Bowen’s eyes remained on her. “I’d like to know why you’re doing this.”
“I’m not sure why myself,” Karla answered quietly. She said then, “If you’re caught, they’ll make it hard for you.”
“Like what, working on a road?”
Karla hesitated. “Did you really steal cattle?”
“Now how would you know that?”
“That doesn’t matter now. Just tell me.”
“Why would you think I didn’t?”
Karla’s shoulders moved, her dark eyes still watching him. “I just have a feeling you didn’t.”
“You can sure simplify things,” Bowen said.
“But did you?” Karla asked again.
“I got to go.”
“Tell me!”
Bowen swung up to the saddle, then looked down at her.
“That man with the beard this morning-Earl Manring-he hired me in Prescott to help him drive a herd, even showed me a bill of sale for the stock. But the second day out we were arrested to stand trial for rustling. The man who’d sold Earl the stock said he never did such a thing and that the bill of sale Earl had was no good, and he said he could prove it because there wasn’t any copy of the transaction in his books.”
Karla said, “Didn’t you have a lawyer?”
“The court appointed one. We didn’t have any money for our own.”
Karla frowned. “But the man who sold you the stock-”
“Sold Earl the stock-Earl already had the bill of sale when I met him. The man’s name was McLaughlin. He took an oath that he’d never seen the bill of sale Earl had before in his life.
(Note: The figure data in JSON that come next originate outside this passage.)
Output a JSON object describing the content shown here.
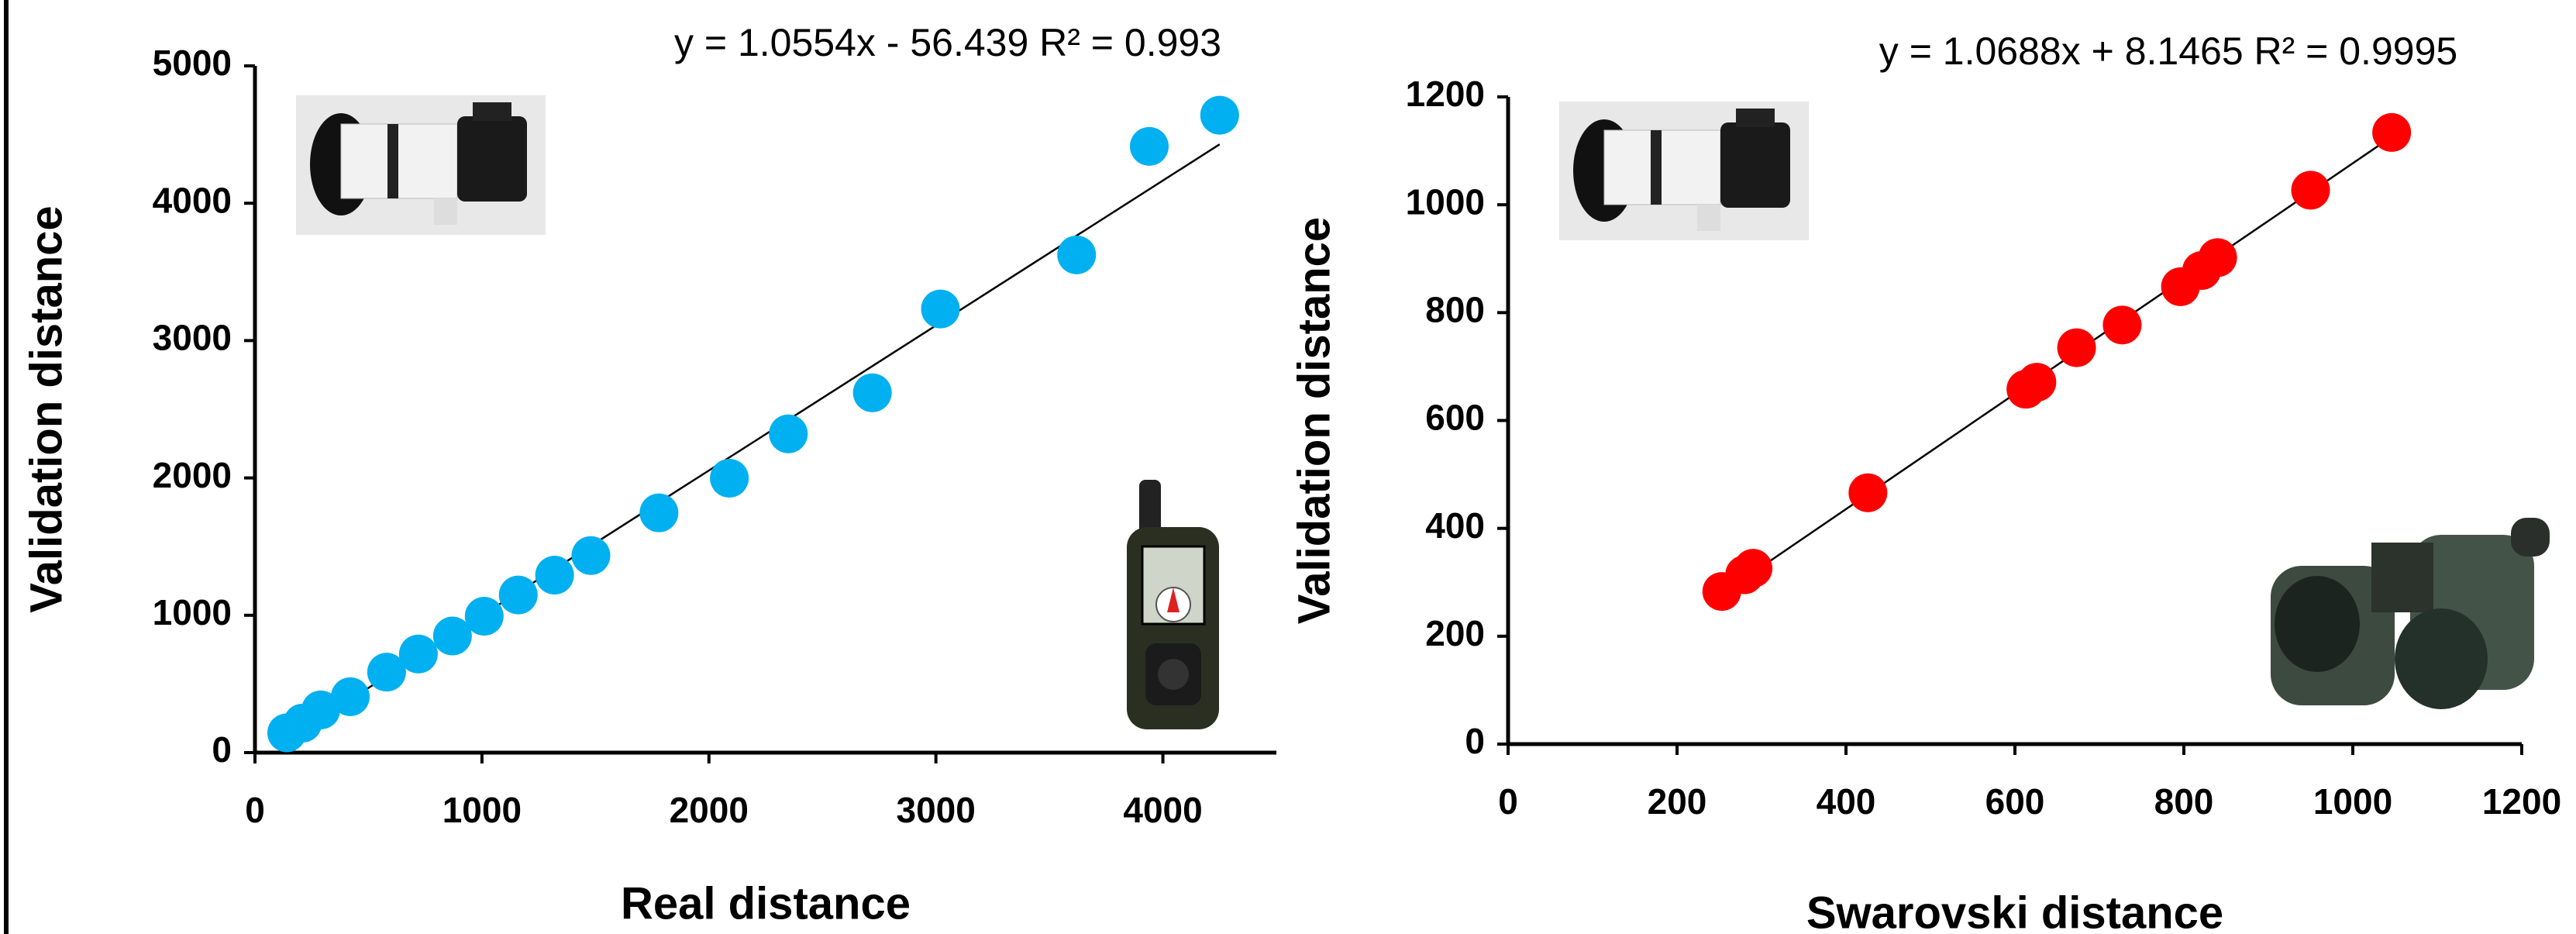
{
  "chart_data": [
    {
      "type": "scatter",
      "xlabel": "Real distance",
      "ylabel": "Validation distance",
      "color": "#00b0f0",
      "x": [
        140,
        210,
        290,
        420,
        580,
        720,
        870,
        1010,
        1160,
        1320,
        1480,
        1780,
        2090,
        2350,
        2720,
        3020,
        3620,
        3940,
        4250
      ],
      "values": [
        144,
        215,
        311,
        407,
        586,
        718,
        849,
        993,
        1148,
        1292,
        1435,
        1746,
        1998,
        2321,
        2620,
        3230,
        3624,
        4414,
        4641
      ],
      "xlim": [
        0,
        4500
      ],
      "ylim": [
        0,
        5000
      ],
      "xticks": [
        0,
        1000,
        2000,
        3000,
        4000
      ],
      "yticks": [
        0,
        1000,
        2000,
        3000,
        4000,
        5000
      ],
      "trendline": {
        "label": "y = 1.0554x - 56.439   R² = 0.993",
        "slope": 1.0554,
        "intercept": -56.439,
        "r2": 0.993
      }
    },
    {
      "type": "scatter",
      "xlabel": "Swarovski distance",
      "ylabel": "Validation distance",
      "color": "#ff0000",
      "x": [
        253,
        280,
        290,
        426,
        613,
        626,
        673,
        727,
        796,
        821,
        840,
        950,
        1046
      ],
      "values": [
        283,
        314,
        326,
        466,
        658,
        671,
        735,
        777,
        848,
        878,
        902,
        1027,
        1134
      ],
      "xlim": [
        0,
        1200
      ],
      "ylim": [
        0,
        1200
      ],
      "xticks": [
        0,
        200,
        400,
        600,
        800,
        1000,
        1200
      ],
      "yticks": [
        0,
        200,
        400,
        600,
        800,
        1000,
        1200
      ],
      "trendline": {
        "label": "y = 1.0688x + 8.1465 R² = 0.9995",
        "slope": 1.0688,
        "intercept": 8.1465,
        "r2": 0.9995
      }
    }
  ]
}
“Earl told me he should’ve known better than to deal with a man he didn’t know, and no wonder the stock was offered at such a good price. He said McLaughlin took advantage of him-got his money for the stock, then didn’t register it in his books, called out the law, then even got his stock back. We were arrested one day, tried the next, and there wasn’t anything we could do about it. The fastest trial I ever heard of.”